We describe here a spin-trapping method combined with X-band electron paramagnetic resonance (EPR) spectroscopy for ex vivo measurement of nitric oxide (.NO) levels in the urine of both normal and lipopolysaccharide (LPS)-induced shock mice. Normal or LPS-treated mice were injected subcutaneously with a metal-chelator complex, N-methyl-D-glucamine dithiocarbamate-ferrous iron, [(MGD)2/Fe], which binds to .NO and forms a water-soluble [(MGD)2/Fe-NO] complex. At 2 h after injection of the [(MGD)2/Fe] complex, a three-line EPR signal characteristic of the [(MGD)2/Fe-NO] complex was detected in the urine of either normal or LPS-treated mice.
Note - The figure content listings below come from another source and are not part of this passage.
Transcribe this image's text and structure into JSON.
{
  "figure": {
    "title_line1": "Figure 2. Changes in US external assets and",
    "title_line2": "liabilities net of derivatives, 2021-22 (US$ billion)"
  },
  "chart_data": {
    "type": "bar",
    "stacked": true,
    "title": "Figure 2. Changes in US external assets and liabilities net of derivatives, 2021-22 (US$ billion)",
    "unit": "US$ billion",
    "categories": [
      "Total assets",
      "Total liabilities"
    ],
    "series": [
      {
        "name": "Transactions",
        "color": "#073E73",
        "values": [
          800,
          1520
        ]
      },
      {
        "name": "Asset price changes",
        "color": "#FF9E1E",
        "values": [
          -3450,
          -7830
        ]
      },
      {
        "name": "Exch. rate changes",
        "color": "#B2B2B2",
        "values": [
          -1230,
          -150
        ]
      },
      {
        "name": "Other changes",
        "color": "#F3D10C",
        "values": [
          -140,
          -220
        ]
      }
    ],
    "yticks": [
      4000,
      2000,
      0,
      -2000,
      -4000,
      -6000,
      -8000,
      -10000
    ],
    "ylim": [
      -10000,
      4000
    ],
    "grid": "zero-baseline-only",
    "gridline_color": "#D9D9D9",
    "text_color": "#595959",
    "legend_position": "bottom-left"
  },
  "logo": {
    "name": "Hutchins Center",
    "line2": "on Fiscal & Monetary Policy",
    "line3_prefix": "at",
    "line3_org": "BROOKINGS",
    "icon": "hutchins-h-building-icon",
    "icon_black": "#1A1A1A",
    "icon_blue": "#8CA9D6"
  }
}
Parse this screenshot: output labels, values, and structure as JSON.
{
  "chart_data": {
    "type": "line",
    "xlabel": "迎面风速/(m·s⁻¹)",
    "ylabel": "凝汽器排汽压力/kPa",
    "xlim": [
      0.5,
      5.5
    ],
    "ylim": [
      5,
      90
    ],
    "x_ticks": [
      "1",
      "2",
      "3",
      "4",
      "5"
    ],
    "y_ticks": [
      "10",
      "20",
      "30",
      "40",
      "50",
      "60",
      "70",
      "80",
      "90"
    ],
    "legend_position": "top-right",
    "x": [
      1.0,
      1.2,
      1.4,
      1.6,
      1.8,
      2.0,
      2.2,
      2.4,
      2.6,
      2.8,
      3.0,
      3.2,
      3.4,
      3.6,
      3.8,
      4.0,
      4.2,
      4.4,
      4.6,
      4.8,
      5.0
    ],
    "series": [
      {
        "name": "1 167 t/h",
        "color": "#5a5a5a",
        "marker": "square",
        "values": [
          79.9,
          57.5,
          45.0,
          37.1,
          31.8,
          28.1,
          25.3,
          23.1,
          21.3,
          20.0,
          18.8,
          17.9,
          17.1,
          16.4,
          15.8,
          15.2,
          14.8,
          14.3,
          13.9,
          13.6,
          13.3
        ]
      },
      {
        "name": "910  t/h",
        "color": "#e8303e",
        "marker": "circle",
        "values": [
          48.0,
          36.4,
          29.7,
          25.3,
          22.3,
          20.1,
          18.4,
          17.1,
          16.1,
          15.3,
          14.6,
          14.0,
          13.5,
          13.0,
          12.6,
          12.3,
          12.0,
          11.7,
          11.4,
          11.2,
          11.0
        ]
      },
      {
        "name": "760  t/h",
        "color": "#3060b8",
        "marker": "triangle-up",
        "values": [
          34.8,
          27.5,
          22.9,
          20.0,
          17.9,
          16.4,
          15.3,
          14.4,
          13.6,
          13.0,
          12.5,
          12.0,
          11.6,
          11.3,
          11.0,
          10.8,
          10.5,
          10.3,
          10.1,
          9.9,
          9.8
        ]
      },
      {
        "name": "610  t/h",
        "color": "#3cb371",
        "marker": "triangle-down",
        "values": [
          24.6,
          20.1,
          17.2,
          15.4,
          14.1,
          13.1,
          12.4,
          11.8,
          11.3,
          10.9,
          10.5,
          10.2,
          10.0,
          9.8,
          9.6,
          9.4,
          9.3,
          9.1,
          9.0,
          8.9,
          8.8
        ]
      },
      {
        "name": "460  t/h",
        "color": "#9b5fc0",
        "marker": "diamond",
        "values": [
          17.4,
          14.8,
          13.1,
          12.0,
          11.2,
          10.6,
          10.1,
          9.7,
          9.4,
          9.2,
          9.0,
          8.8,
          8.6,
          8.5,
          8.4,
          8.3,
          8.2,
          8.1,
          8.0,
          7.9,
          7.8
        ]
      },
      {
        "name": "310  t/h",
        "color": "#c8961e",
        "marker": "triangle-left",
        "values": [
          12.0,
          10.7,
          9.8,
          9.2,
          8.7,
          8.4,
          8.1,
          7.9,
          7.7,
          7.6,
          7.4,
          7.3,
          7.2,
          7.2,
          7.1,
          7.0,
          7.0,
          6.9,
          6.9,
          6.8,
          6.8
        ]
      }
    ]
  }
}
It is estimated that the concentrations of the [(MGD)2/Fe-NO] complex in normal and LPS-treated mouse urine were 1.3 and 35 microM, respectively. This 25-fold increase in .NO levels in the LPS-treated mouse urine provides the direct evidence that LPS challenge induces the overproduction of .NO in mice. Administration of N-monomethyl-L-arginine (NMMA; 50 mg/kg) inhibited the ex vivo signal intensities of the [(MGD)2/Fe-NO] complex in the urine of either normal or LPS-treated mouse urine. Furthermore, after injection of 15N-arginine (10 mg per mouse), a composite EPR spectrum, consisting of a three-line spectrum of the [(MGD)2/Fe-14NO] complex and a two-line spectrum of the [(MGD)2/Fe-15NO] complex, was detected in the urine. These isotopic tracer experiments further confirm that the detected .NO levels in the mouse urine are produced via the arginine-nitric oxide pathway. This ex vivo spin-trapping method should readily be adapted to experiments on larger animals and provide a noninvasive way of measuring both constitutive and inducible .NO synthase activities in living animals under physiological as well as pathophysiological conditions where .NO is overproduced.